Alongside countrymen like Dyro, the Breda-born Dannic was one of the next-generation EDM players to ascend alongside the established main stage powerhouses as the sound exploded around the world. Selected by Hardwell as a protégé to release on his Revealed Recordings label, and joining his label boss on a bus tour of North America in 2014, Dannic found his groove in the Revealed stable and has proved one of its most consistent producers.
However, 2016 has been the year that Dannic has pushed into new territory, launching his new Fonk Recordings label as an outlet for his “groovy, funky, big room” sound — as well as being an avenue to offer his technical expertise to young producers still nailing their own. It’s early days yet, but he’s showcased his new project on his ‘Dannic presents Fonk’ compilation, and he’ll be hitting the streets to present the label with his special Fonk Recordings Demo Bus at the Amsterdam Dance Event this year (via a VW Transporter that’s been all Fonk-ed up).
“I'm finally able to have my own platform where I can focus on my own signature sound, as well as helping young upcoming talents by giving them a platform,” Dannic tells DJ Mag. ANGUS PATERSON
What have been the new frontiers for you this year? “For me, definitely the new streaming media. It's an interesting new market that needs some more research, and I can't wait to see what it brings next year.”
Is electronic music taken seriously enough as an art-form? “I believe it is. New super-cool production software keeps popping up, giving producers endless possibilities to be as creative as they want. Art means freedom in your creativity, in my opinion.”
What’s the best new bit of DJ/production technology, and why? “I would say the new Pioneer CDJ2000 Nexus2, because of the eight hot-cues. It gives me so much freedom and creativity to play around with mash-ups and the like in my sets.”

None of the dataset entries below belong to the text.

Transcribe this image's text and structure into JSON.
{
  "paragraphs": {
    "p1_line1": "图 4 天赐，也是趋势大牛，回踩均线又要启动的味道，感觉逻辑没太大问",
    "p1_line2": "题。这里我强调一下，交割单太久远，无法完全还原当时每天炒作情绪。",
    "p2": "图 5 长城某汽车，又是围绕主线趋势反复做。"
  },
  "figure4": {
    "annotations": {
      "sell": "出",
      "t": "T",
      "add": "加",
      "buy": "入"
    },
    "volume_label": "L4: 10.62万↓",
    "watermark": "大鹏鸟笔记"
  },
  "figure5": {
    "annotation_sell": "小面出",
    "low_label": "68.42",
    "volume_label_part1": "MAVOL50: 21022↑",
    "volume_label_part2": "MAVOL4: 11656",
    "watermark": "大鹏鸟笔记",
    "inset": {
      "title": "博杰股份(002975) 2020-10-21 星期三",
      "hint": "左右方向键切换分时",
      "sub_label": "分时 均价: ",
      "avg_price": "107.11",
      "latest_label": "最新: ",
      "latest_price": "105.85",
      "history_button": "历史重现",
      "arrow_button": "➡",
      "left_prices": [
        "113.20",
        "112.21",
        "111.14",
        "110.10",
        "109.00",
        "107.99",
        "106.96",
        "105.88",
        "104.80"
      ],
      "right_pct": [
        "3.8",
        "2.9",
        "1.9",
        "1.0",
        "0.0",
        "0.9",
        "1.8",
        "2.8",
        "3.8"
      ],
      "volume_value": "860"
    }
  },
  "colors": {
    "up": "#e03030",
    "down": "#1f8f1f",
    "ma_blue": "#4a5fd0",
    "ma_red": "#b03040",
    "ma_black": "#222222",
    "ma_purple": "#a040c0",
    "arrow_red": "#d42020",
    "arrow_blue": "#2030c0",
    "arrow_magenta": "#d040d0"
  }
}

If you had to switch your style to another genre, what would it be? “Definitely tech-house. I started playing this genre back in the day, I always loved groovy house and I enjoy the fact that is has less breakdowns, which keeps the flow going.”
As a fan, what is the top price you would pay to see yourself DJ? “I would say ringing ears and a good hangover.”
What can be done to prevent drug-related deaths at dance music events? “Education and more free water at events. But I believe it all starts with educating the people, as well as giving them the right tools to test their drugs at festivals.”
How can we increase diversity in dance music? “I think we saw a major increase in diversity in the scene this year. There are less boundaries, and for producers it’s easier to come up with new sounds because of the technology available.”